1
votes

How would one solve the following toy problem using dplyr:

Take a data frame where each row contains at least two iris species separated by spaces:

mySpecies <- data.frame(
  Species=c("lazica uniflora setosa", 
        "virginica setosa uniflora loczyi",
        "versicolor virginica"))

I'd like to add 2 columns to 'mySpecies' where each row contains the mean of the Sepal.Length and Sepal.Width for only those species available in a separate lookup table: the iris dataset: unique(iris$Species)

The output of this example should be the mySpecies data frame with additional 'Sepal.Length.mean' and 'Sepal.Width.mean' columns containing the mean of those variables across each species that appear in iris$Species.

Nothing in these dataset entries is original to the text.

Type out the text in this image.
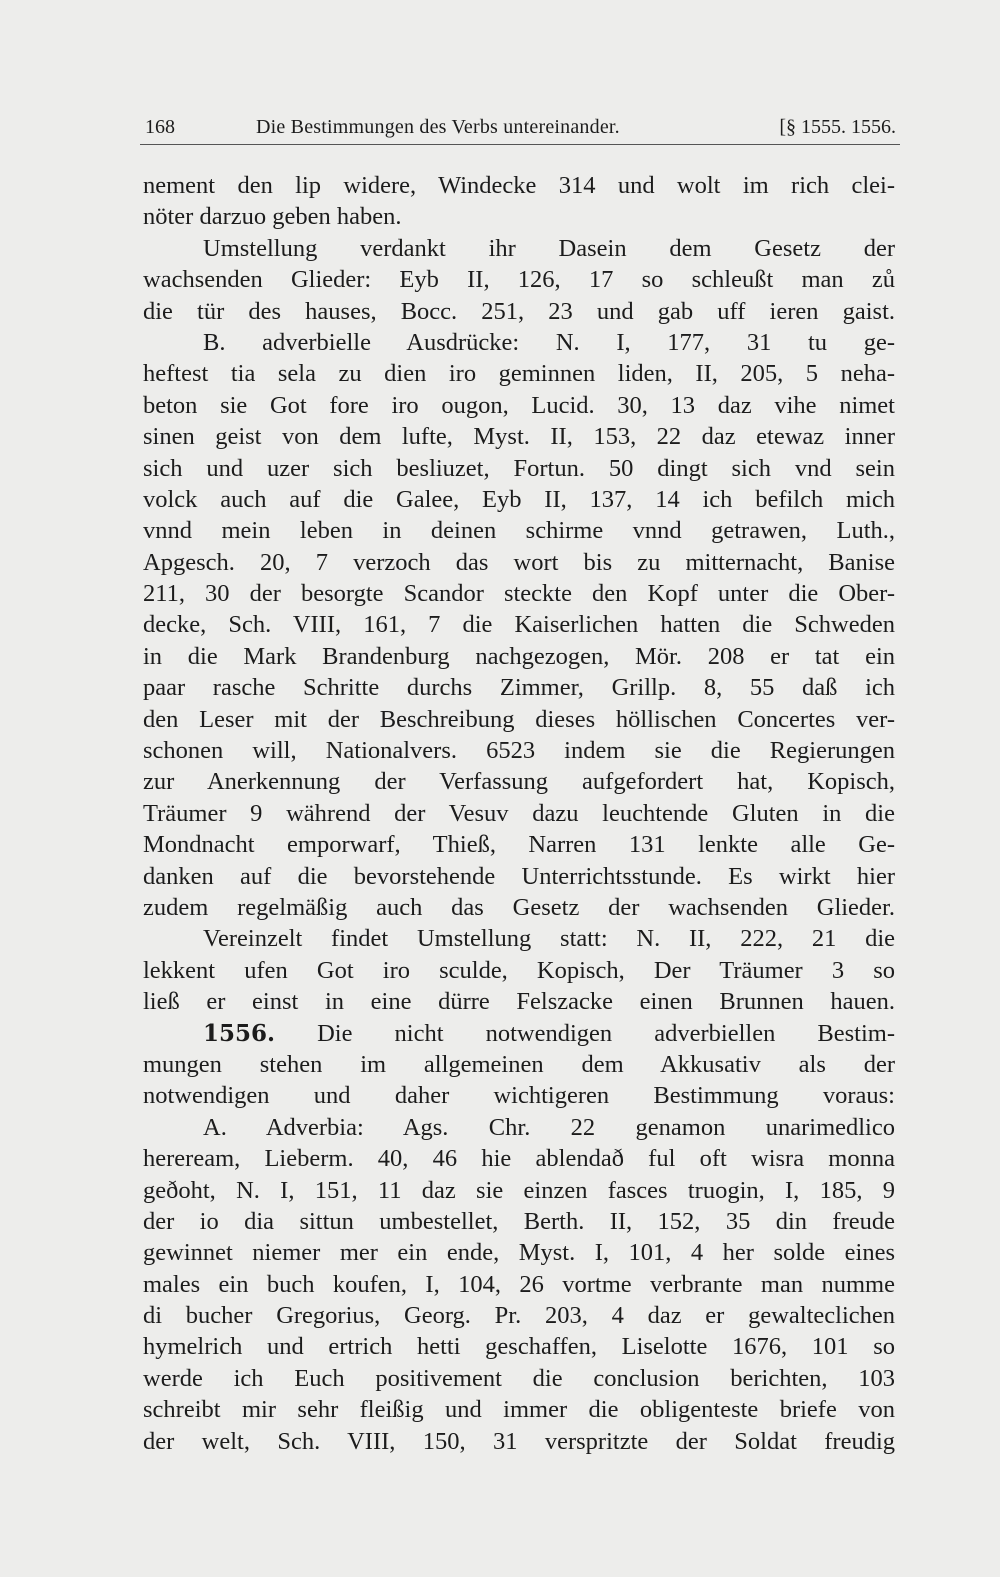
168	Die Bestimmungen des Verbs untereinander.	[§ 1555. 1556.
nement den lip widere, Windecke 314 und wolt im rich clei-
nöter darzuo geben haben.
Umstellung verdankt ihr Dasein dem Gesetz der
wachsenden Glieder: Eyb II, 126, 17 so schleußt man zů
die tür des hauses, Bocc. 251, 23 und gab uff ieren gaist.
B. adverbielle Ausdrücke: N. I, 177, 31 tu ge-
heftest tia sela zu dien iro geminnen liden, II, 205, 5 neha-
beton sie Got fore iro ougon, Lucid. 30, 13 daz vihe nimet
sinen geist von dem lufte, Myst. II, 153, 22 daz etewaz inner
sich und uzer sich besliuzet, Fortun. 50 dingt sich vnd sein
volck auch auf die Galee, Eyb II, 137, 14 ich befilch mich
vnnd mein leben in deinen schirme vnnd getrawen, Luth.,
Apgesch. 20, 7 verzoch das wort bis zu mitternacht, Banise
211, 30 der besorgte Scandor steckte den Kopf unter die Ober-
decke, Sch. VIII, 161, 7 die Kaiserlichen hatten die Schweden
in die Mark Brandenburg nachgezogen, Mör. 208 er tat ein
paar rasche Schritte durchs Zimmer, Grillp. 8, 55 daß ich
den Leser mit der Beschreibung dieses höllischen Concertes ver-
schonen will, Nationalvers. 6523 indem sie die Regierungen
zur Anerkennung der Verfassung aufgefordert hat, Kopisch,
Träumer 9 während der Vesuv dazu leuchtende Gluten in die
Mondnacht emporwarf, Thieß, Narren 131 lenkte alle Ge-
danken auf die bevorstehende Unterrichtsstunde. Es wirkt hier
zudem regelmäßig auch das Gesetz der wachsenden Glieder.
Vereinzelt findet Umstellung statt: N. II, 222, 21 die
lekkent ufen Got iro sculde, Kopisch, Der Träumer 3 so
ließ er einst in eine dürre Felszacke einen Brunnen hauen.
1556. Die nicht notwendigen adverbiellen Bestim-
mungen stehen im allgemeinen dem Akkusativ als der
notwendigen und daher wichtigeren Bestimmung voraus:
A. Adverbia: Ags. Chr. 22 genamon unarimedlico
hereream, Lieberm. 40, 46 hie ablendað ful oft wisra monna
geðoht, N. I, 151, 11 daz sie einzen fasces truogin, I, 185, 9
der io dia sittun umbestellet, Berth. II, 152, 35 din freude
gewinnet niemer mer ein ende, Myst. I, 101, 4 her solde eines
males ein buch koufen, I, 104, 26 vortme verbrante man numme
di bucher Gregorius, Georg. Pr. 203, 4 daz er gewalteclichen
hymelrich und ertrich hetti geschaffen, Liselotte 1676, 101 so
werde ich Euch positivement die conclusion berichten, 103
schreibt mir sehr fleißig und immer die obligenteste briefe von
der welt, Sch. VIII, 150, 31 verspritzte der Soldat freudig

So the first row would just contain the Sepal.Length and Sepal.Width for 'setosa', because the other species names don't appear in iris. The second row, however, would contain the means of Sepal.Length and Sepal.Width across 'virginica' and 'setosa', because they both appear in the lookup table (i.e. iris).

Note that this is a toy example but my actual dataframes are quite large.

2
So what's the desired output for your example?lukeA
It is not clear how you want the outputakrun
Did you mean iris %>% group_by(Species) %>% summarise_each(funs(mean), Sepal.Length:Sepal.Width) %>% bind_cols(., mySpecies)akrun
I've elaborated on the desired outputBDA

2 Answers

1
votes

Here you go. First, split up your string into individual species; then for each group: filter the rows that match, and compute the mean.

mySpecies %>%
    group_by(Species) %>%
    do({
        spec <- strsplit(as.character(.$Species), " ", fixed=TRUE)[[1]]
        filter(iris, Species %in% spec) %>%
            summarise_each(funs(mean), Sepal.Length, Sepal.Width)
    })
0
votes
library(dplyr)

mySpecies= c("setosa", "loczyi", "virginica")

filter(iris, Species %in% mySpecies) %>%
    group_by(iris, Species) %>% 
    summarise(mean_width = mean(Sepal.Width),
              mean_length = mean(Sepal.Length))